Transportation guru Fred Salvucci said on the Codcast that the proposed West Station is needed now to deal with congestion in Kenmore Square and the Seaport District, not future congestion caused by Harvard University’s creation of a new neighborhood in the Allston Landing area.
Salvucci’s position is sharply at odds with the views of the Baker administration, which believes current ridership projections for the station are too low to justify building West Station in the near future. Transportation Secretary Stephanie Pollack has said it would be wise to hold off on West Station until around 2040 when Harvard’s development plans for the area are more fully formulated.
But Salvucci, who served 12 years as state transportation secretary under former governor Michael Dukakis and now teaches at MIT, said the transit connections offered by West Station are needed now to relieve existing congestion on the Massachusetts Turnpike.
“I’m urging that we look not at the future demand but at the demand that’s identifiable right now in Kendall Square and the Innovation District [also known as the Seaport District]. And there’s plenty of people who need better options than being stuck on the Turnpike,” Salvucci said.
West Station is a small piece of a much bigger project to straighten the Turnpike in the Allston-Brighton area and replace a crumbling elevated section of the highway near Boston University. Salvucci said the current debate about West Station is an opportunity to correct mistakes made when the Turnpike was originally built, splitting apart neighborhoods and eliminating four rail stations and one line of track.
“The community paid a big price with the loss of housing and disruption of the community,” Salvucci told Josh Fairchild and Jim Aloisi of TransitMatters. “My grandmother lived in one of those houses. It was my first exposure to the brutality of the way transportation was being done at the time.”
Over time, the Turnpike has filled with cars, and Salvucci said the congestion has prompted many drivers to get off the road and spill into the neighborhoods in order to find a quicker path to wherever they are going.
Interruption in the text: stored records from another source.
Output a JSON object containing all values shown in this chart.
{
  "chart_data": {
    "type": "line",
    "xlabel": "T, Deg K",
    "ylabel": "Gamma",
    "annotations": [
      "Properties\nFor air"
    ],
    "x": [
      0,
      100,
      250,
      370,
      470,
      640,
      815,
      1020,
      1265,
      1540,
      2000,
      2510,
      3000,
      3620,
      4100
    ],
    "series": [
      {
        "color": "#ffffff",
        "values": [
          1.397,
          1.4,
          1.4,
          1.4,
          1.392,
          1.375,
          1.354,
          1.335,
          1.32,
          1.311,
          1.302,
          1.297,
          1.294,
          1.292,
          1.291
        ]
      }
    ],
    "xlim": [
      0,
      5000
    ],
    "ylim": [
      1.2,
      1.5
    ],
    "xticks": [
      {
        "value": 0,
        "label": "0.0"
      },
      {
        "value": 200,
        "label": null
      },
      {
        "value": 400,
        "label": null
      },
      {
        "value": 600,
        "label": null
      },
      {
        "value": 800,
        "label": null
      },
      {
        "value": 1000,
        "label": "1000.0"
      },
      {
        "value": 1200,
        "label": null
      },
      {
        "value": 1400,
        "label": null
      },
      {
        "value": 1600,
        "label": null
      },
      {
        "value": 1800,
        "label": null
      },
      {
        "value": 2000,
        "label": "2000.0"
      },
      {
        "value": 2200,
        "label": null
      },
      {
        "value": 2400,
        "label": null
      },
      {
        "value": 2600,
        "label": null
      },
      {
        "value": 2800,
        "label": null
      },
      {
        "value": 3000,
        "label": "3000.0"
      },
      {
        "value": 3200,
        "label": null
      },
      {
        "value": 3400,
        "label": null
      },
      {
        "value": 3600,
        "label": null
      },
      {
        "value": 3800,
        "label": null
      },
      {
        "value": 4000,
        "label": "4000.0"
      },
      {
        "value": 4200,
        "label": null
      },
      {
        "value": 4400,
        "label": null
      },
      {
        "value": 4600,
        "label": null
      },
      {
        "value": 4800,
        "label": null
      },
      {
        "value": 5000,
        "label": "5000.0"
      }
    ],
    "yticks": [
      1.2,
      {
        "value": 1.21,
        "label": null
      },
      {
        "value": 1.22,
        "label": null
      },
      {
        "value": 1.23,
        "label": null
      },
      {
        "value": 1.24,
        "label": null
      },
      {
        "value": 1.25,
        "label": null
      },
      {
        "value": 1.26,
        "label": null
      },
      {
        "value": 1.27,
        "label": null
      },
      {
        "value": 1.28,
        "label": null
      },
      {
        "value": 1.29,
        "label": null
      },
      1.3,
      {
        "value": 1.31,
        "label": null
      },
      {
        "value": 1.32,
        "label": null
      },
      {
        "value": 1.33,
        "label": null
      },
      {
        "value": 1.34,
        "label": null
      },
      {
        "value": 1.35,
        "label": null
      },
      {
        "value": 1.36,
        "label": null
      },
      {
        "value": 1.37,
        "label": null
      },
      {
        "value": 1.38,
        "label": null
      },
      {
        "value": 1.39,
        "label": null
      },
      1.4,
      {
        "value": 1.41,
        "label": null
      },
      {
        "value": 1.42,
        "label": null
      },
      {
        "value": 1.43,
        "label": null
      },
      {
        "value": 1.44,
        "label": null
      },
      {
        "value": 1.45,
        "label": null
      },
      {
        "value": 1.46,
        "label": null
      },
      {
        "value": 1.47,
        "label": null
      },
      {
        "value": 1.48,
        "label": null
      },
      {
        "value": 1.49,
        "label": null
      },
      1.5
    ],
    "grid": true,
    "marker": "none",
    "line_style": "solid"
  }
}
With the rapid growth of Kendall Square and the Seaport District, Salvucci said, West Station is needed to ease some of the pressure on the Turnpike by getting drivers commuting to those locations out of their cars and on to public transit. He said the so-called Grand Junction Line could be used to transport passengers coming from west of Boston to Kendall Square.
“The demand is there. It’s not a theoretical thing. You can count the building permits,” he said. “Those commuters are coming and there’s no space for them on the Turnpike.”
Salvucci also addressed a number of other transit issues. Here’s a small sampling:
Seaport District — Salvucci said Silver Line service within the Seaport District could improve if the buses didn’t have to stop where they come out of the tunnel from South Station at D Street and if they could use a ramp that leads down into the Ted Williams Tunnel that is currently reserved only for State Police and maintenance vehicles.
Salvucci said a tunnel under D Street should be built and Silver Line buses should use the ramp. He said both initiatives were part of original plans for the area. He noted the environmental impact statement for Silver Line service to Logan International Airport assumed the ramp would be used for the buses. “That’s the way it was planned,” he said.
“People are talking about self-driving cars and they’re acting like they can’t figure out how to get a bus down a ramp on to a highway,” he said. “It’s bizarre. We’ve just got to get out of this land-of-a -1,000-excuses mentality and say we’ve got to fix these things.”
Salvucci also noted the original plan for the Silver Line was to eventually replace the buses with light rail vehicles, with tracks connecting the line to the Chinatown Station on the Orange Line and the Green Line near Boylston Station. He said the planning for the conversion to light rail was well underway when the Romney administration killed it. “I think it was criminal,” he said.
Congestion pricing – Salvucci doesn’t like the idea of charging drivers more for using roadways at peak travel periods unless viable, high-quality transit is available as an alternative.
“All congestion pricing does is decide the lucky few who get to use the capacity that’s there,” he said, meaning those who can afford to use the roads will. But he said congestion pricing can work if a viable transit alternative can work. He said discussions in Boston about congestion pricing are out of sequence — the transit improvements must happen before congestion pricing is implemented.
Uber/Lyft — Salvucci isn’t a fan of ride-hailing apps for a variety of reasons.
Personally, he won’t use them because the companies don’t provide health care to their drivers.
Professionally, he is concerned about how Uber and Lyft are pulling riders away from public transit, particularly buses, and adding to congestion on the roads – all with a business model that’s unsustainable. He said each ride-hailing trip receives a $2 to $3 subsidy from the app’s investors, suggesting the subsidies won’t go on forever. “There’s no basis to believe [ride-hailing apps are] going to be there 10 years from now,” he said.